Niazi, who belongs to the Ghazni province in central Afghanistan, around 150 kilometres south of Kabul, left his country with his family a few years back and moved to India. “I feel extremely helpless watching the Taliban coming back to power. People, especially artists there, live a life of fear,” says Niazi, who is in constant touch with the people back home.
The 52-year-old lived in Afghanistan under the democratically civilian government for many years; yet life was never easy for him as an artist. Niazi paints, writes poems and has a liberal outlook towards life and Ghazni was always volatile with Taliban sympathizers all around. In an exclusive interview Global Indian, Niazi said,
“It was never an easy decision for us to leave our country. But according to the Taliban, my work is haram. If you draw a person’s face, they consider it to be sin. They’d rather kill those who pursue art as a profession.”
In retrospect, he may have just made the right decision to leave Afghanistan, for now with the Taliban takeover he could have been prime target.
After coming to India, Niazi was able to focus on his work better and establish himself. “Life is more peaceful here. With so much violence happening in my country, I always worried about my daughter’s future. I feel more secure here, while I pray every day that my country returns to normal and people live peacefully,” he adds.
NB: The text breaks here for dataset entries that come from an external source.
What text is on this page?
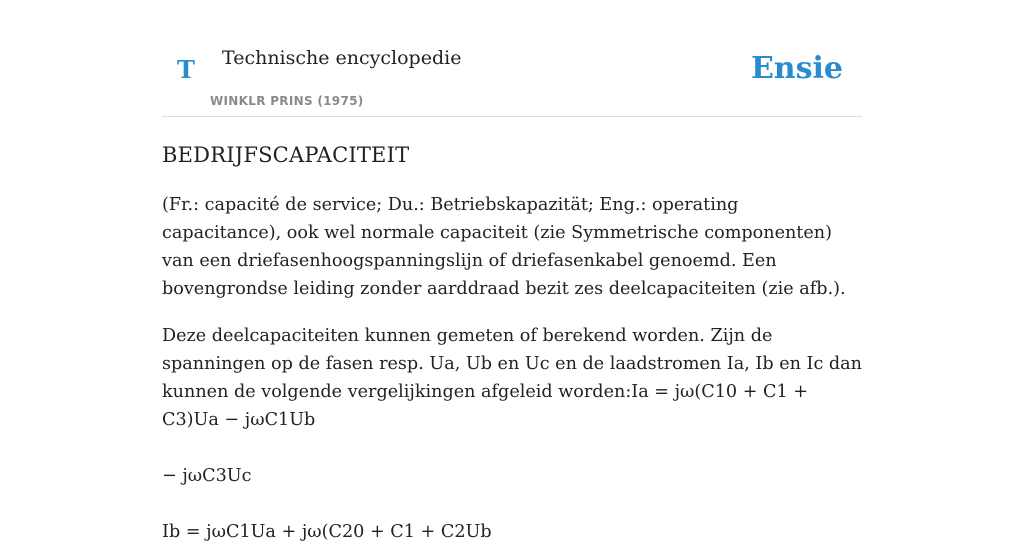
T Technische encyclopedie
WINKLR PRINS (1975)
Ensie
BEDRIJFSCAPACITEIT

(Fr.: capacité de service; Du.: Betriebskapazität; Eng.: operating capacitance), ook wel normale capaciteit (zie Symmetrische componenten) van een driefasenhoogspanningslijn of driefasenkabel genoemd. Een bovengrondse leiding zonder aarddraad bezit zes deelcapaciteiten (zie afb.).

Deze deelcapaciteiten kunnen gemeten of berekend worden. Zijn de spanningen op de fasen resp. Ua, Ub en Uc en de laadstromen Ia, Ib en Ic dan kunnen de volgende vergelijkingen afgeleid worden:Ia = jω(C10 + C1 + C3)Ua − jωC1Ub

− jωC3Uc

Ib = jωC1Ua + jω(C20 + C1 + C2Ub
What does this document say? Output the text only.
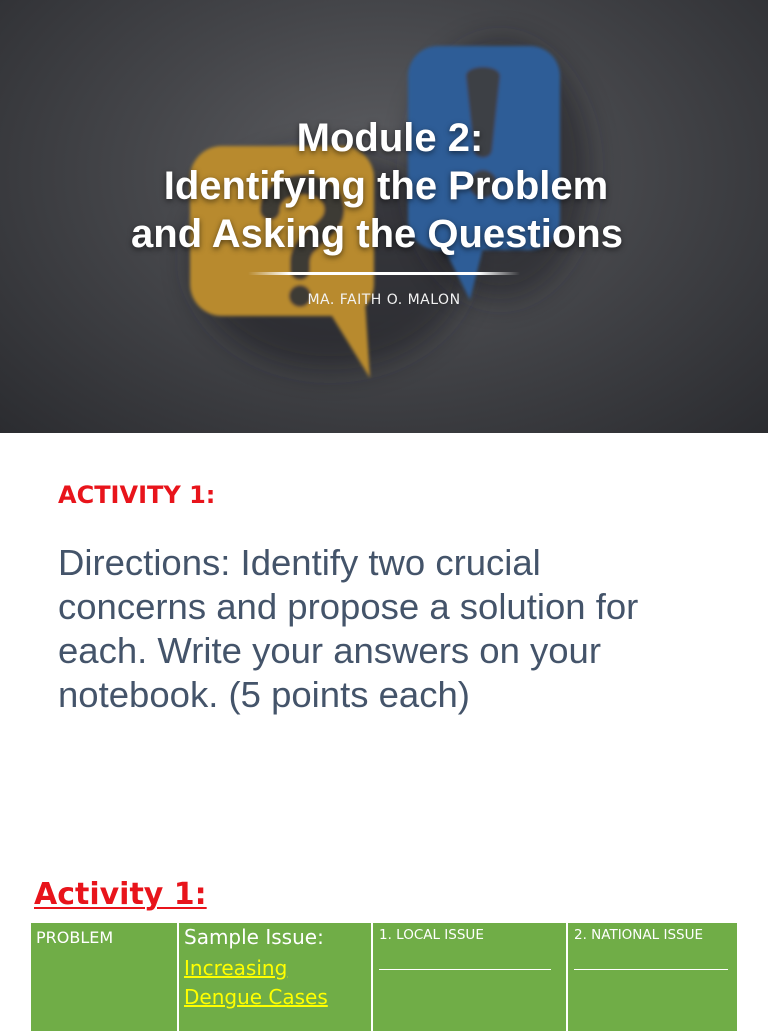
Module 2:
Identifying the Problem
and Asking the Questions
MA. FAITH O. MALON
ACTIVITY 1:
Directions: Identify two crucial
concerns and propose a solution for
each. Write your answers on your
notebook. (5 points each)
Activity 1:
PROBLEM	Sample Issue:
Increasing
Dengue Cases
1. LOCAL ISSUE	2. NATIONAL ISSUE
Niazi is a unique artist. He uses the process of applying of heat on wheat straw to carve out portraits and landscapes. His innovative artwork focuses on Afghan women and famous Indian historical figures such as Rabindranath Tagore, Mahatma Gandhi and Jawaharlal Nehru. Today, his work was thriving in Delhi. The artist used to run three art studios around Delhi, one in Mirza Ghalib street in old Delhi and two in Tilak Nagar in West Delhi. But at present, he has none. COVID-19 has had a significant impact on the lives of artists like him.
The situation back home keeps him awake at night, and while he also dreams of going back someday, the recent developments have managed to destroy those dreams. He believes that the situation may only worsen for Afghan artists like him.
“The Taliban has been very clear about its views about art and artists. We have heard some horrifying stories of their intolerance in the past, and we see many more now that they are in power. I only hope that life gets better for everybody.”
So worried is he about what the future holds for Afghanistan that he finds it better to live in India in safe and secure along with his family and shelves the memories of his ancestral home for the time being. “It’s better to lead a peaceful life here than risk our lives,” he smiles.